- Theatrical release poster
- Directed by: David Madden
- Written by: Steven Pressfield
- Produced by: Mark Amin Diane Nabatoff Guy Riedel
- Starring: James Belushi Linda Hamilton Vera Miles Elisabeth Moss
- Cinematography: Kees Van Oostrum
- Edited by: Janice Hampton
- Music by: William Olvis
- Production companies: Trimark Pictures Interscope Communications
- Distributed by: Trimark Pictures
- Release date: September 8, 1995;
- Running time: 102 minutes
- Country: United States
- Language: English

= Separate Lives (film) =

1995 film by David Madden

Separate Lives is a 1995 American psychological thriller film directed by David Madden and starring James Belushi, Linda Hamilton, Vera Miles and Elisabeth Moss.

== Plot ==
Dr. Lauren Porter's friend was killed a few years ago. Tom Beckwith, an ex-cop who gave up the profession after his wife died, follows Lauren's classes in order to become a psychiatrist. He learns that Lauren has a personality disorder after she convinces him to follow her with a camera and film her.

On his first tailing, Tom is beaten by a nightclub's owner who also turns out to be the boyfriend of Lauren's alter ego, Lena. Tom quits, but Lauren persuades him to reconsider. They confide in each other about their respective families. Tom is having a hard time raising his tomboyish daughter Ronni alone while Lauren confides she was the only witness for her mother and stepfather's murders. Her real father Robert, meanwhile, has moved on and is now a happy husband and father again.

Tom tries to connect with his ex-colleagues in investigating the murders. He learns that Lauren has an ex-husband, Charles, with whom she stayed on good terms. However, Charles is soon killed.

Tom decides to invite Lauren home for a dinner, where she makes Ronni understand that despite any personal problems, Tom is still her father and cares about her.
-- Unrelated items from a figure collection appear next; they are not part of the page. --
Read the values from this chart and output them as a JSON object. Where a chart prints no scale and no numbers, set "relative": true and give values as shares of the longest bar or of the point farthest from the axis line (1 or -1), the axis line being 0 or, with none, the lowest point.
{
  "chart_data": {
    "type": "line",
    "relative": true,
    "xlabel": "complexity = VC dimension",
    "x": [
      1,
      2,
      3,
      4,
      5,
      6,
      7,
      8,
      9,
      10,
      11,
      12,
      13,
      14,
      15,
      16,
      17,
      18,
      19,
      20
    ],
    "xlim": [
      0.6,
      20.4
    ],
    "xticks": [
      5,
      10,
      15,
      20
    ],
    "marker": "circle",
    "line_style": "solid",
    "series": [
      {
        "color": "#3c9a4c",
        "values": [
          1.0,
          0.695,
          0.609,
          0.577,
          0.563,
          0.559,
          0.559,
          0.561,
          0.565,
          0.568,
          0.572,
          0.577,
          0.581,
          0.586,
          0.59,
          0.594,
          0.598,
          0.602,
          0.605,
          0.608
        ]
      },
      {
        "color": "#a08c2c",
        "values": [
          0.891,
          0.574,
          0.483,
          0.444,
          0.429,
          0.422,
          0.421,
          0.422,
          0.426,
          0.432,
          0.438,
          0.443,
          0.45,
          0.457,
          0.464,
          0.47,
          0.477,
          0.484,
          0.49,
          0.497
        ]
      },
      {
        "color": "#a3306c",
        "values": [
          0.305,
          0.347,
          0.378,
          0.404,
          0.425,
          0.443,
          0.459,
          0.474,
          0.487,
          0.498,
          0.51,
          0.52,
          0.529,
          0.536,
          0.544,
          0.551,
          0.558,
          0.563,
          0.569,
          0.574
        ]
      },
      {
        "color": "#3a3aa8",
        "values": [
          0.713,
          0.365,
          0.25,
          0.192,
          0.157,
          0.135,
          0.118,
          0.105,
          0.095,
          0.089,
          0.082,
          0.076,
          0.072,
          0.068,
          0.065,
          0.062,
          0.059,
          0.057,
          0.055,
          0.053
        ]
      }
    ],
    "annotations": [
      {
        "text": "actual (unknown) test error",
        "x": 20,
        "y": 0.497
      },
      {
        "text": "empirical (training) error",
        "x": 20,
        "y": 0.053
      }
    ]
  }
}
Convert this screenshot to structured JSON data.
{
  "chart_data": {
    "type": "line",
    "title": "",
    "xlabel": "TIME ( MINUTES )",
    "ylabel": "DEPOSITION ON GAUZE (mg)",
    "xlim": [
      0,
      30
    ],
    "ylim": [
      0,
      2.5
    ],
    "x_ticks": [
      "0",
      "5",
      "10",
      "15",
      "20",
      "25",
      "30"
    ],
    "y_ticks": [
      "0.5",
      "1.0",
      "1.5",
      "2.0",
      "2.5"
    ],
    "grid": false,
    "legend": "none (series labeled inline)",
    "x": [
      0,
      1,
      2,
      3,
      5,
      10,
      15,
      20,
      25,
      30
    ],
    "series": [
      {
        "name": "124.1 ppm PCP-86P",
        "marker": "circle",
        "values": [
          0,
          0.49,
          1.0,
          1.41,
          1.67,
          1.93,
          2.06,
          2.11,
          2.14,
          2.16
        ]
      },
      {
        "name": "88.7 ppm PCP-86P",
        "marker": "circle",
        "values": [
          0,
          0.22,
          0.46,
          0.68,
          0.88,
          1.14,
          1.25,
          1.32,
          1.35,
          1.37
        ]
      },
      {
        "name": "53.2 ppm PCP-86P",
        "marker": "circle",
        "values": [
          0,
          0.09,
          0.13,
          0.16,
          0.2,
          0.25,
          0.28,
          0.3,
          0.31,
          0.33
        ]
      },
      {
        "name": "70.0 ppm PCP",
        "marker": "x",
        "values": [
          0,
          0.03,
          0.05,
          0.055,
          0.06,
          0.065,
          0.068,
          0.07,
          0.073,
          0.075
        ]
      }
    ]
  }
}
Believing the solution can be found at Lauren's childhood house, Tom drives her there. They discover that Robert is the real culprit. He manipulated his daughter, the only witness, by saying that she was as responsible as he was. Tom is shot in the arm, and Lauren tries to get her father to not kill his own daughter, but Robert coldly refuses to let her go and prepares to kill Lauren, claiming he has always hated her and his family. Seeing Robert as the irredeemable monster he truly is, Tom gets back up and manages to disarm Robert, before throwing him out the window to his death.

Tom promises to keep in touch with Lauren, who is committed to an asylum. Before he departs, they kiss.

== Cast ==

- James Belushi as Tom Beckwith
- Linda Hamilton as Lauren Porter / Lena
- Vera Miles as Dr. Ruth Goldin
- Elisabeth Moss as Ronni Beckwith
- Drew Snyder as Robert Porter
- Mark Lindsay Chapman as Keno Sykes
- Marc Poppel as Detective Joe Gallo
- Elizabeth Arlen as Dee Harris
- Josh Taylor as Charles Duffy
- Ken Kerman as Detective Boyle
- Michael Whaley as Detective Miller
- Jackie Debatin as Darlene
- Joshua Malina as Randall
- Lisa Vanderpump as Heidi Porter
- Craig Stepp as David Mills
- Lisa Chess as Margaret Porter-Mills

== Reception ==
The film received mostly negative reviews from critics. It was criticized by the Los Angeles Times as a direct-to-video version of Never Talk to Strangers.